Totipotency represents the greatest potential to yield an entire individual alongside its associated extraembryonic tissues, albeit transiently. Nevertheless, achieving sustainable totipotent stem cells remains an intriguing yet challenging endeavor. Here, it is reported that Sorcs3 depletion in murine embryonic stem cells (ESCs) enables robust differentiation into both embryonic and extraembryonic lineages, resulting in a totipotent-like state.
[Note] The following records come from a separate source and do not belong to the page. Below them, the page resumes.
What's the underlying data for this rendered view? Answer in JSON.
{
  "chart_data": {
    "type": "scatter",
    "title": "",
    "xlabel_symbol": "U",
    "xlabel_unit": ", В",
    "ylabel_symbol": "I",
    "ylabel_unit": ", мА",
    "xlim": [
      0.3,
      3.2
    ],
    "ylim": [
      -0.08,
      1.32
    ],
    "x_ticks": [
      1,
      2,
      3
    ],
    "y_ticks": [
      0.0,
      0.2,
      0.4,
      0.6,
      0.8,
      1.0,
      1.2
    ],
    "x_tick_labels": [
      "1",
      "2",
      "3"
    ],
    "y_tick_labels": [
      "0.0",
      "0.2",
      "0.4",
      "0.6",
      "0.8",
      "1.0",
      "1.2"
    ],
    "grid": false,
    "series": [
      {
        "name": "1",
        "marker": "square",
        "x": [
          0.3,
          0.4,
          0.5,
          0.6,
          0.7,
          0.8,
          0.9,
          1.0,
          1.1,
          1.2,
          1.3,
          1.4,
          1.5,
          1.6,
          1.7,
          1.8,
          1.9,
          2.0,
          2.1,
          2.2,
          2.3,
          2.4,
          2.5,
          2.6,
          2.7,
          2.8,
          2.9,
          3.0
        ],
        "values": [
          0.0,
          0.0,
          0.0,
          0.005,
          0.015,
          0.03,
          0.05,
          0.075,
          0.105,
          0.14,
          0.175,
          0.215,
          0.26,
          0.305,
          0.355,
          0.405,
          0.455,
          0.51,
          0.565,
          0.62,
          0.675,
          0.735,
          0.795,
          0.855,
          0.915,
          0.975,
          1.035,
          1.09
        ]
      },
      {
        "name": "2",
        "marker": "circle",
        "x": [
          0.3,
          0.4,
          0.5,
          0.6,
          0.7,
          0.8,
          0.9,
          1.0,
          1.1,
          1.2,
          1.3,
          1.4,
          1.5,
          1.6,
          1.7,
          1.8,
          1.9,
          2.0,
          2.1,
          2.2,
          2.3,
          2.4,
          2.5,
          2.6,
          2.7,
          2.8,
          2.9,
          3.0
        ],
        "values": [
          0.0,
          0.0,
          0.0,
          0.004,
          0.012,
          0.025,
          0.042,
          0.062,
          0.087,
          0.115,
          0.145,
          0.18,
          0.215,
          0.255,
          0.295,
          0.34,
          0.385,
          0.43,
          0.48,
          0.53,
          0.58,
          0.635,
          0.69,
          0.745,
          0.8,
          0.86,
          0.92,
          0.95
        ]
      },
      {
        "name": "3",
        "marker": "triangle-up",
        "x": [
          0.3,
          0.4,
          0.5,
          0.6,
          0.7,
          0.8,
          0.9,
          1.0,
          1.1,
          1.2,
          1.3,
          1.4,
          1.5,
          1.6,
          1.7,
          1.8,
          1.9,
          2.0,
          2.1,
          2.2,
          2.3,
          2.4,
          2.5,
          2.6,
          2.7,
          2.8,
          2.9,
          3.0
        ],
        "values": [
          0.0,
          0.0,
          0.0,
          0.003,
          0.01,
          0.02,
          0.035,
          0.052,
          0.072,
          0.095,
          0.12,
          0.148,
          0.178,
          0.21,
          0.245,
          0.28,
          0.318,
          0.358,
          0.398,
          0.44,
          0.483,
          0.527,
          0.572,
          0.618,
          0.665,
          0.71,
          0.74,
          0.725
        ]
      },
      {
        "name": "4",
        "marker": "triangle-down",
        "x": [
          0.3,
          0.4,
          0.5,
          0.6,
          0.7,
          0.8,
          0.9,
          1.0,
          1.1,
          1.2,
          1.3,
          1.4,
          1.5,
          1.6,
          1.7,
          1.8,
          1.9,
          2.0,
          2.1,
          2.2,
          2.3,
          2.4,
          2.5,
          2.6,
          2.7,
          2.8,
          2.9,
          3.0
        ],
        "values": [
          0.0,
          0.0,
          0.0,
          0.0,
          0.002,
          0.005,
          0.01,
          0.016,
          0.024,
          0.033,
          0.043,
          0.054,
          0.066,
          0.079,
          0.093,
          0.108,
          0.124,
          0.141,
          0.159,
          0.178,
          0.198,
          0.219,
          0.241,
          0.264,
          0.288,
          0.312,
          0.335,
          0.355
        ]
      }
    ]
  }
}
Notably, Sorcs3 knockout (SKO)-ESCs can efficiently self-assemble into typical blastocyst-like structures, offering a versatile model for studying early embryonic development. Comprehensive analyses reveal that totipotency in SKO-ESCs is related to Tfap2c gene activation. Deletion of Tfap2c significantly reduces the developmental potential of SKO-ESCs across all the examined phenotypes, underscoring its critical role. Furthermore, single-cell transcriptome analysis of SKO-ESCs reveals that inhibition of the TGF-β, PI3K-AKT, and lysosome pathways drives totipotency activation, which is validated by the introduction of corresponding inhibitors into wild-type ESC cultures. Together, the findings facilitate the establishment of totipotent stem cells in a defined medium and provide a universal platform for studying totipotency.